Look At Lexington
I read with great interest your recent article on Carnegie Mellon Universitys engineering and MBA program (ENR 12/16/02 p. 10). I applaud them for their action. However, I disagree with the university officials claim that it is the first such integrated program of its kind in the U.S.
The University of Kentucky has had such a program for the last six years. To date, we have graduated approximately 50 students with an engineering degree and an MBA. Our program, as does Carnegie Mellons, requires students to devote their first three years to their engineering program. The last two years require the student to take both engineering and MBA courses.

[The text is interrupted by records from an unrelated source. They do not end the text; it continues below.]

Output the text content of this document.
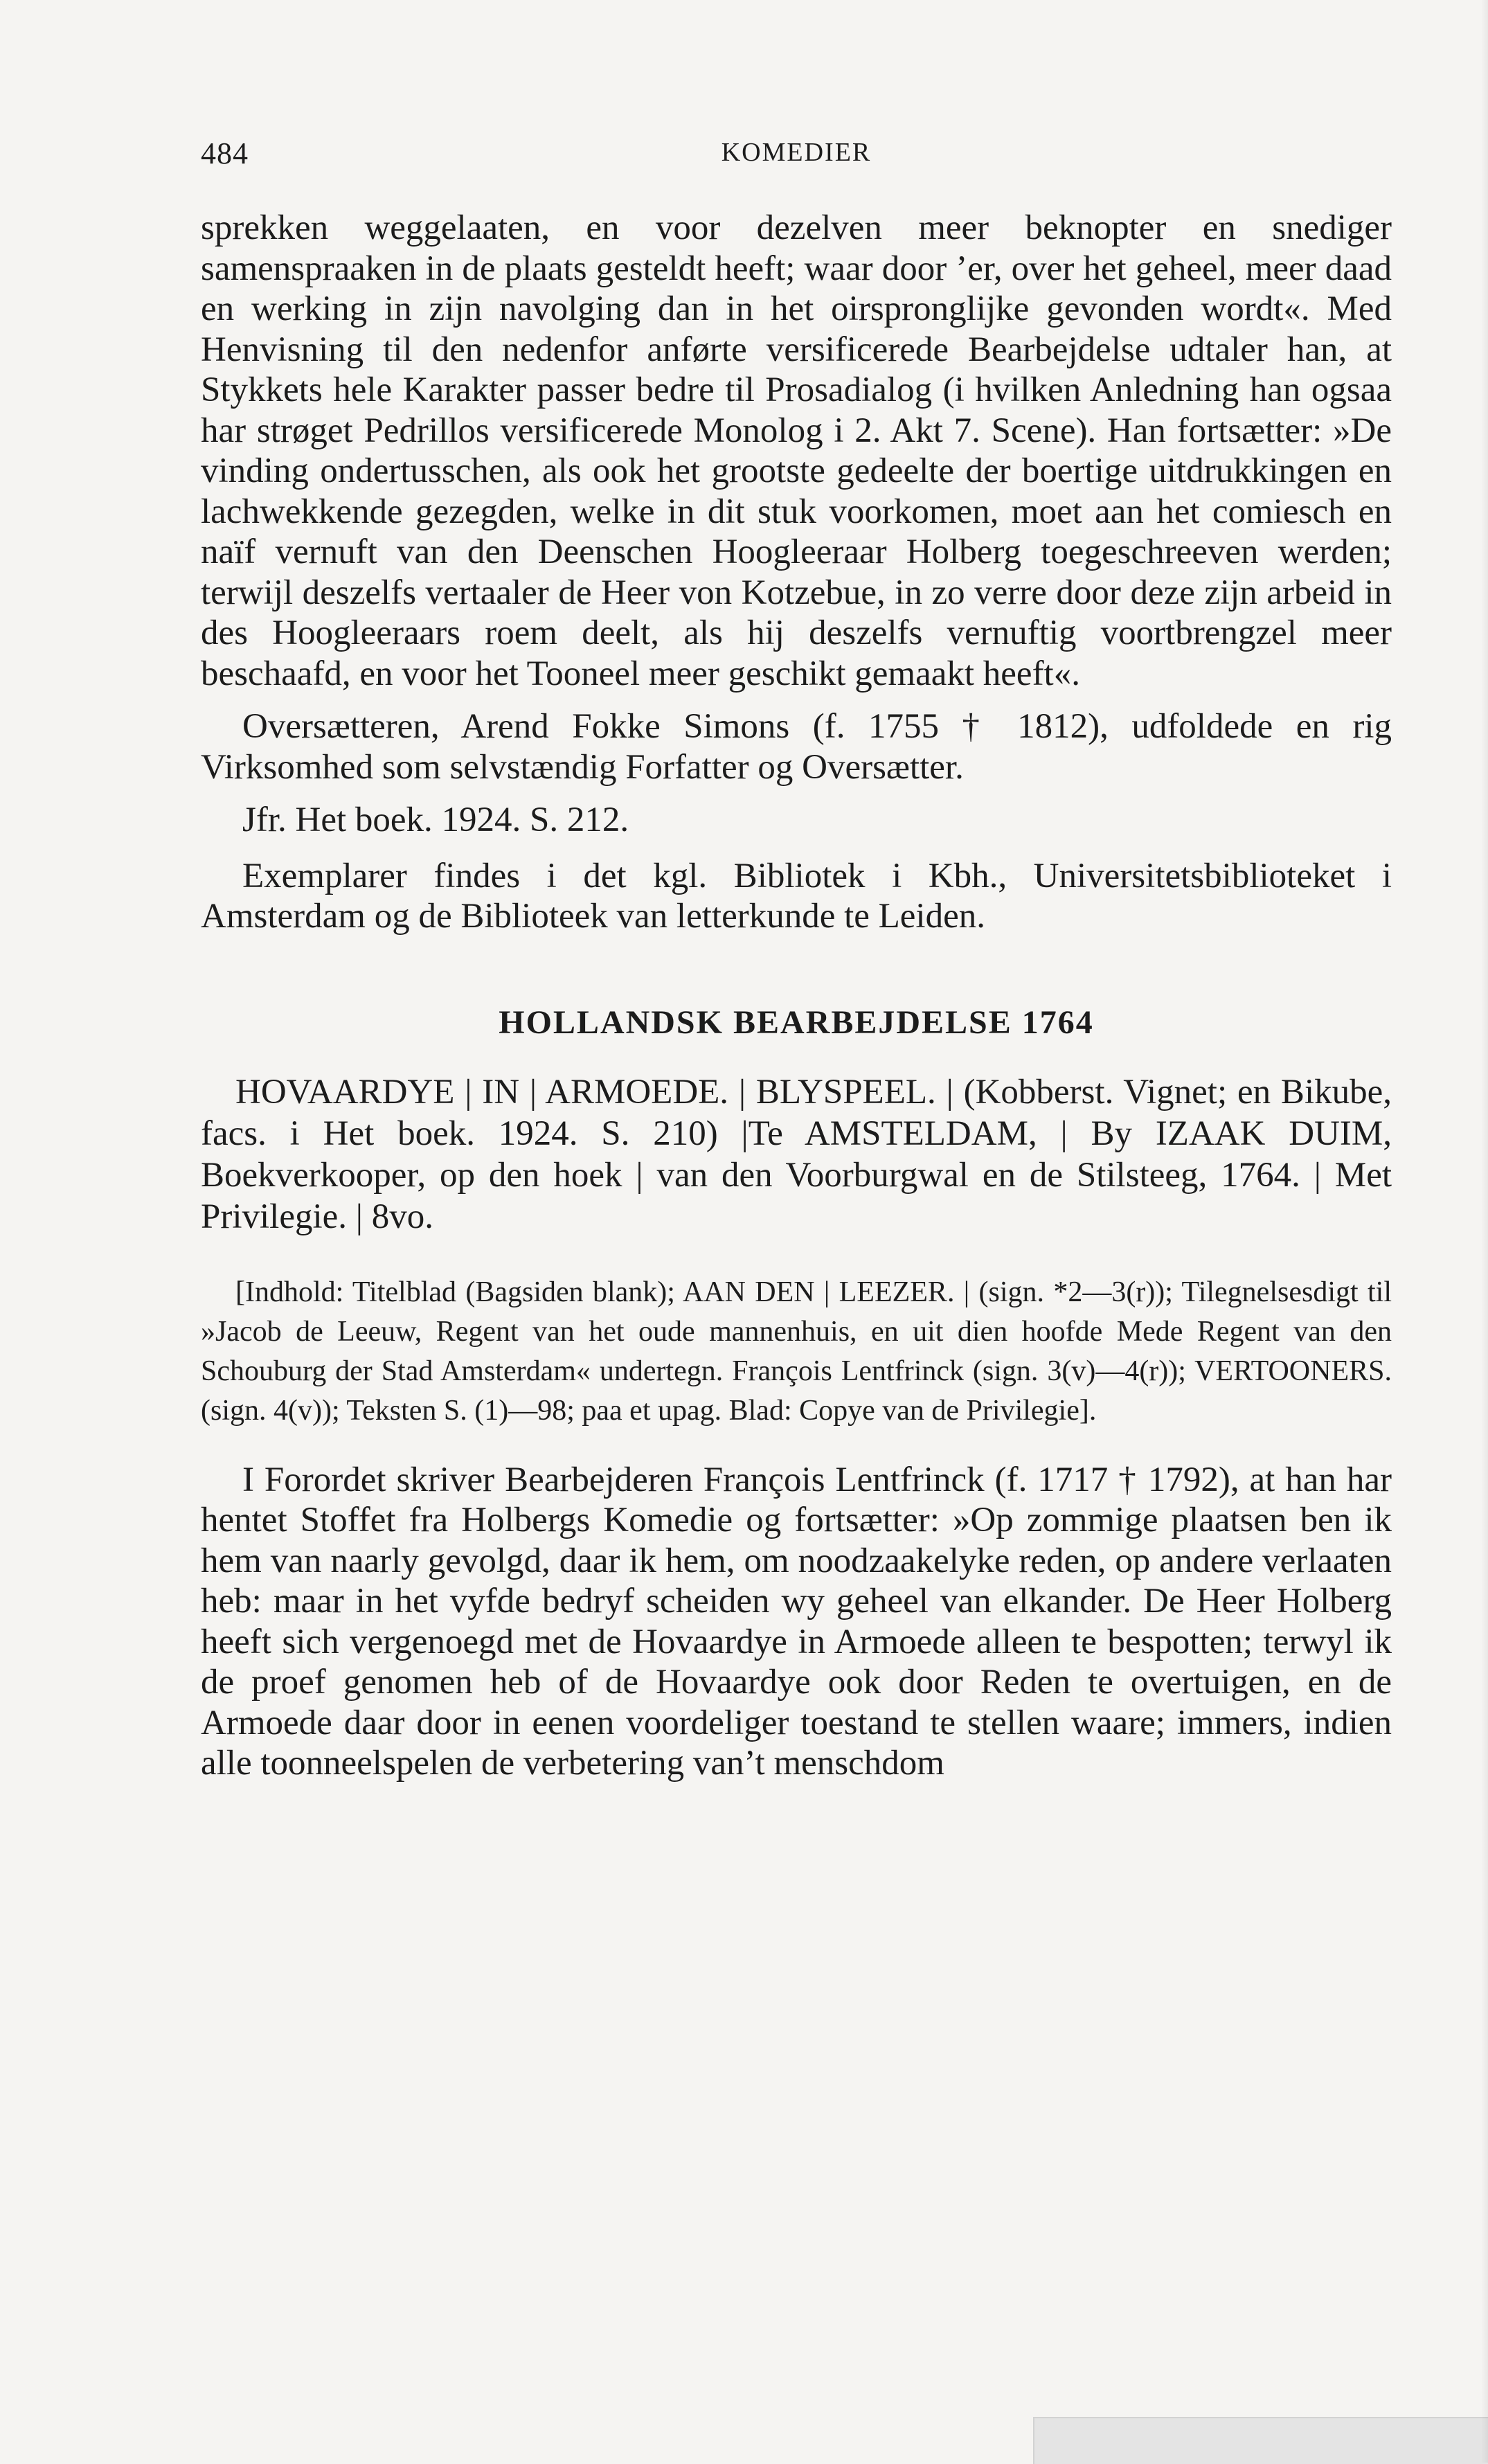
484	KOMEDIER

sprekken weggelaaten, en voor dezelven meer beknopter en snediger samenspraaken in de plaats gesteldt heeft; waar door ’er, over het geheel, meer daad en werking in zijn navolging dan in het oirspronglijke gevonden wordt«. Med Henvisning til den nedenfor anførte versificerede Bearbejdelse udtaler han, at Stykkets hele Karakter passer bedre til Prosadialog (i hvilken Anledning han ogsaa har strøget Pedrillos versificerede Monolog i 2. Akt 7. Scene). Han fortsætter: »De vinding ondertusschen, als ook het grootste gedeelte der boertige uitdrukkingen en lachwekkende gezegden, welke in dit stuk voorkomen, moet aan het comiesch en naïf vernuft van den Deenschen Hoogleeraar Holberg toegeschreeven werden; terwijl deszelfs vertaaler de Heer von Kotzebue, in zo verre door deze zijn arbeid in des Hoogleeraars roem deelt, als hij deszelfs vernuftig voortbrengzel meer beschaafd, en voor het Tooneel meer geschikt gemaakt heeft«.

Oversætteren, Arend Fokke Simons (f. 1755 † 1812), udfoldede en rig Virksomhed som selvstændig Forfatter og Oversætter.

Jfr. Het boek. 1924. S. 212.

Exemplarer findes i det kgl. Bibliotek i Kbh., Universitetsbiblioteket i Amsterdam og de Biblioteek van letterkunde te Leiden.

HOLLANDSK BEARBEJDELSE 1764

HOVAARDYE | IN | ARMOEDE. | BLYSPEEL. | (Kobberst. Vignet; en Bikube, facs. i Het boek. 1924. S. 210) |Te AMSTELDAM, | By IZAAK DUIM, Boekverkooper, op den hoek | van den Voorburgwal en de Stilsteeg, 1764. | Met Privilegie. | 8vo.

[Indhold: Titelblad (Bagsiden blank); AAN DEN | LEEZER. | (sign. *2—3(r)); Tilegnelsesdigt til »Jacob de Leeuw, Regent van het oude mannenhuis, en uit dien hoofde Mede Regent van den Schouburg der Stad Amsterdam« undertegn. François Lentfrinck (sign. 3(v)—4(r)); VERTOONERS. (sign. 4(v)); Teksten S. (1)—98; paa et upag. Blad: Copye van de Privilegie].

I Forordet skriver Bearbejderen François Lentfrinck (f. 1717 † 1792), at han har hentet Stoffet fra Holbergs Komedie og fortsætter: »Op zommige plaatsen ben ik hem van naarly gevolgd, daar ik hem, om noodzaakelyke reden, op andere verlaaten heb: maar in het vyfde bedryf scheiden wy geheel van elkander. De Heer Holberg heeft sich vergenoegd met de Hovaardye in Armoede alleen te bespotten; terwyl ik de proef genomen heb of de Hovaardye ook door Reden te overtuigen, en de Armoede daar door in eenen voordeliger toestand te stellen waare; immers, indien alle toonneelspelen de verbetering van’t menschdom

Our program differs from that of Carnegie Mellon in two respects. First, up to 25 students are admitted after completion of their freshman year. During the students second and third year, they participate in development activities aimed at team skills and creativity, seminars with business leaders, and visits to businesses where the students participate in tours and seminars on managerial and technological issues facing the firm.
In addition, the students complete two courses in both accounting and economics. Upon completion of the third year, students take the GMAT and apply for formal admission to the MBA program. To broaden the students knowledge of the global economy, our program requires students to participate in an eight-week summer program in Europe during which they study "Doing Business in the EU" and "Global Business Strategies from a European Perspective." While in Europe, students visit businesses, governmental agencies such as the EU in Brussels, and participate in cultural awareness activities.
It is great to see other academic institutions beginning to recognize the value of the marriage of engineering and business.
Don't Eliminate Estate Tax
Our industry and other estate tax opponents have decried the effect of the tax in forcing the liquidation of farms and small businesses in order to permit payment of the tax. Democrats and other moderates have proposed a compromise, setting the top tax rate at 45% and exempting estates worth $3.5 million or less, and $7 million for a couple. This compromise proposal should avoid taxing all but the top one-half of one percent of estates.
But eliminating all estate taxes would cost the U.S. treasury $740 billion in revenue over the next 10 years. This loss would put valuable programs at risk including keeping Social Security solvent, enhancing health benefits such as including prescription drug cost under Medicare, and increasing appropriations for transportation and other infrastructure investments. I believe our industry would be better served by supporting the compromise measure.